Creeping Over the Pond (iluq) wrote in linguaphiles,
Creeping Over the Pond

Having trouble with linguistics

This is my final semester of school and I have been wanting to take a linguistics class for a long time, so I decided to take Intro to Linguistics this semester. It is completely different from what I expected. I had looked up the basics, morphology, phonology, semantics, etc. before the class so I thought I knew what to expect, but I obviously didn't. I am very into languages and literary analysis and linguistics is more similar to what I learned in physics than in any liberal arts classes I've taken. I have become bad at studying for tests because in my major we only write papers and never have midterms or final exams, and I am not "getting" it. At the introductory level it seems to be all memorization with no room for applying original analysis.

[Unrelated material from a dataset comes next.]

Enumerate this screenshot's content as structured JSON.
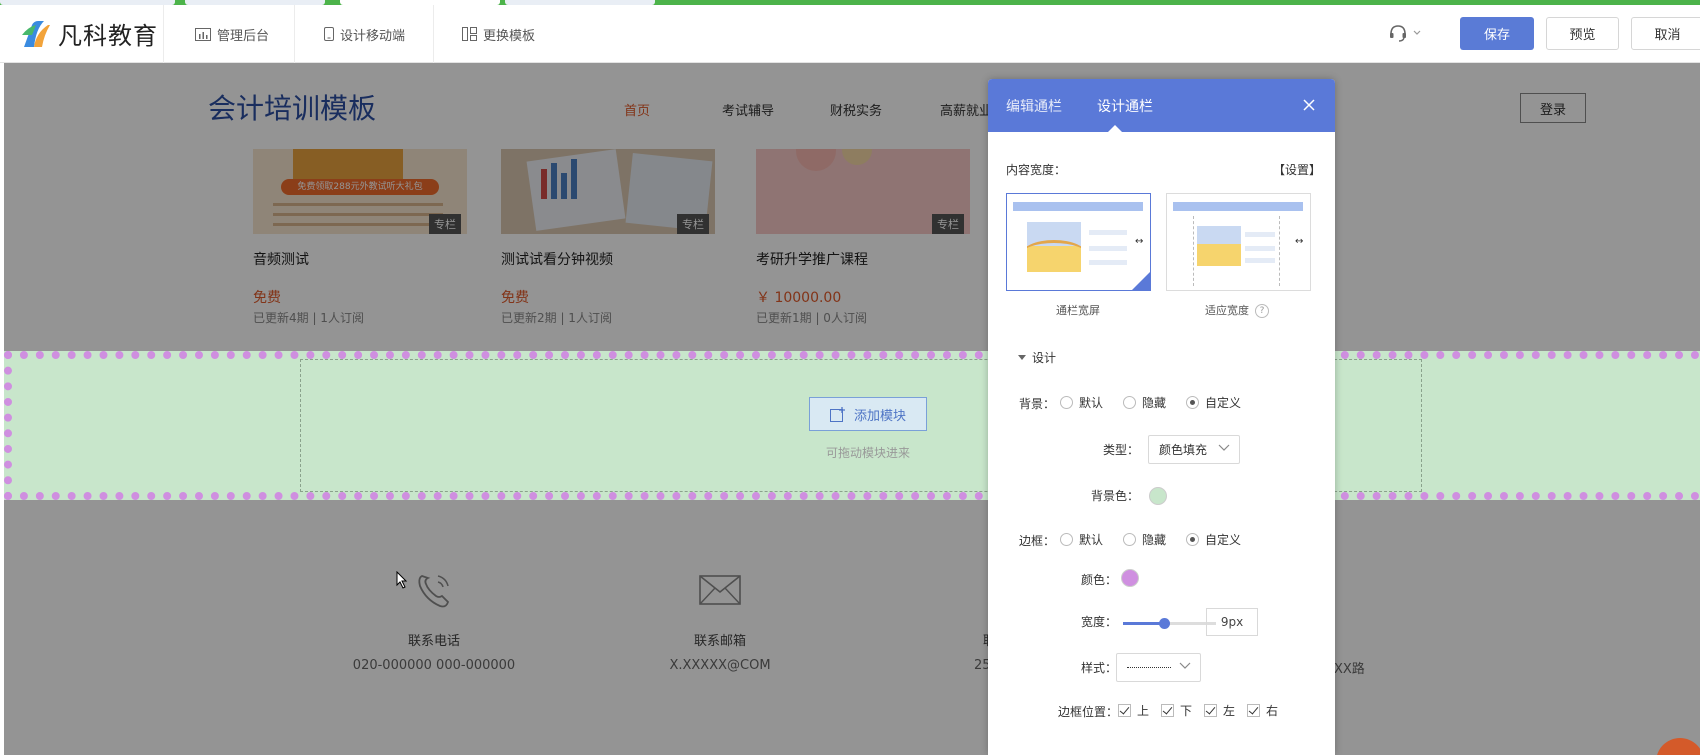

Does anyone have any tips on how to approach this? This course is carrying the most weight out of all my classes this semester, and I am considering going to grad school for philology, so I feel it would be helpful to actually have a good grip on the concepts. But I find that even though I understand all the principles, when it comes to doing problem sets I am clueless. I especially never have any idea how to approach complementary distribution, for some reason. I can never figure out the environments each allophone appears in. Is there any general approach that would be helpful for me to rectify these problems or do I just have to accept that my brain does not work this way? I'm kind of disappointed because so many people have told me that linguistics would be an ideal field of study for me, and now I find myself unable to engage with it.